# Hunting License Question



## strawboss (Sep 7, 2009)

I hope this is the right area for this question.

This will be my first year hunting more than just squirrel since moving to Michigan. I will be hunting squirrel, deer, and spring turkey. Sorry if this seems crazy but in Mississippi, I just bought a sportsman license, for 35 dollars, every year that covered everything except waterfowl stamps and salt water. I know I need a small game license. What is a combo license for deer? What is a legal buck in Michigan?

Thanks for any help


----------



## troutfoever (Jan 7, 2008)

A combo license can be used in archery and/or firearm/muzzleloader. The tag that states restricted is for a doe in the archery season or a buck with 4 or more antler points on one side during archery or rifle season. A legal buck to take is considered a spike horn with antler points more than 3 inches in length that can be used towards the other part of combo license


----------



## bigcountrysg (Oct 9, 2006)

strawboss said:


> I hope this is the right area for this question.
> 
> This will be my first year hunting more than just squirrel since moving to Michigan. I will be hunting squirrel, deer, and spring turkey. Sorry if this seems crazy but in Mississippi, I just bought a sportsman license, for 35 dollars, every year that covered everything except waterfowl stamps and salt water. I know I need a small game license. What is a combo license for deer? What is a legal buck in Michigan?
> 
> Thanks for any help


For what you are wanting to hunt. You will need the following
Small game license=15
Deer license=15 
Turkey License= I don't know never got one.

Now the Combo Deer license is for those that hunt archery season and firearms season. You will get two tags. Both are good for bucks but there is a clause. One tag is good for a doe or buck of any size.
The other tag is good for a buck with 3 points or more. 

Small game license covers you for, rabbit, squirrell, fox, coyote, raccoon, pheasant, grouse, and other animals that fall under small game. It is valid from March 31st to March 31st. 

Now I would recommend you go to www.mi.gov/dnr and read up on all this stuff as well. Become famillar with our laws. I would also suggest taking a hunter safety course for the state of Michigan.


----------



## Chuck (Sep 24, 2000)

http://www.michigan.gov/dnr/0,1607,7-153-10363_10856_10905---,00.html

This link should be able to answer most of your questions. 

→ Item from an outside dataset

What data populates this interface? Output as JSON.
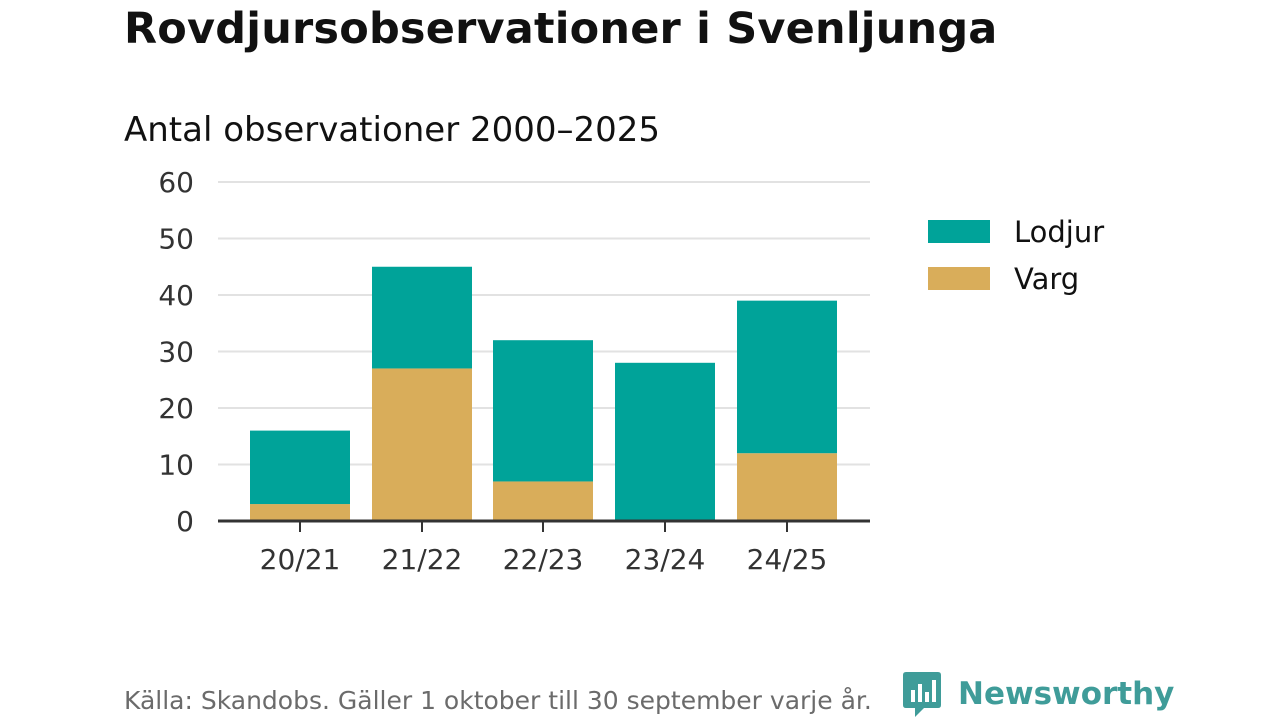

Look for FAQ section and the link for current hunting guide. You might also want to look at the antlerless guide.


----------



## brdhntr (Oct 1, 2003)

bigcountrysg said:


> Now the Combo Deer license is for those that hunt archery season and firearms season. You will get two tags. Both are good for bucks but there is a clause. One tag is good for a doe or buck of any size.
> The other tag is good for a buck with 3 points or more.


No, the combo tag is for anyone that wants the option to take two antlered bucks, regardless of weapon used. It is good for two bucks, one restricted to 4 pts or more on one side with either bow, or firearm, or one each. In addition, those using archery gear may take two does with the combo tag. 

Direct from the MDNR:

Residents and nonresidents are entitled to purchase only one license with two kill tags (regular and restricted) for use during any firearm deer hunting season (regular firearm and muzzleloading) or archery seasons. A hunter can use both kill tags in the firearm seasons, both in the archery season or one in each season. Youths 10 and 11 are restricted to archery-only hunting. 
The regular combination kill tag can be used in the archery seasons to tag either an antlered or antlerless deer. The regular combination kill tag can be used in the firearm seasons to tag a legal (3 inches or longer antler) antlered deer of any size except for those areas with exceptions note under Antler Restriction Regulations 

The restricted combination kill tag can be used in the archery seasons to tag an antlerless deer or it can be used to tag an antlered deer during either the archery or firearms seasons if the antlered deer has at least one antler with four or more antler points each one inch or longer. It is unlawful to use this tag on a smaller antlered deer regardless of the season or area in which it was taken. The restricted combination kill tag cannot be used to tag an antlerless deer during the firearm or muzzleloading seasons.


----------



## Whit1 (Apr 27, 2001)

brdhntr said:


> No, the combo tag is for anyone that wants the option to take two antlered bucks, regardless of weapon used. It is good for two bucks, one restricted to 4 pts or more on one side with either bow, or firearm, or one each. In addition, those using archery gear may take two does with the combo tag.
> 
> Direct from the MDNR:
> 
> ...


 
That would be correct. Anyone,, whether they use archery equipment only, firearms only, or both may purchase a combo deer tag and the restrictions are as stated above.


----------



## Wildwood_Deckers (Sep 9, 2005)

bigcountrysg said:


> For what you are wanting to hunt. You will need the following
> Small game license=15
> Deer license=15
> Turkey License= I don't know never got one.
> ...


The small game license does not cover raccoon, they would fall under the fur harvesters license...

Clyde


----------



## strawboss (Sep 7, 2009)

Thanks for all the responses, I just found this website and it is great. I see the suggestion to take the hunters safety course. Would my Tennessee certification be good?


----------



## Whit1 (Apr 27, 2001)

strawboss said:


> Thanks for all the responses, I just found this website and it is great. I see the suggestion to take the hunters safety course. Would my Tennessee certification be good?


Ask that question in the Law forum. There is a DNR CO who moderates that piece of MS.


----------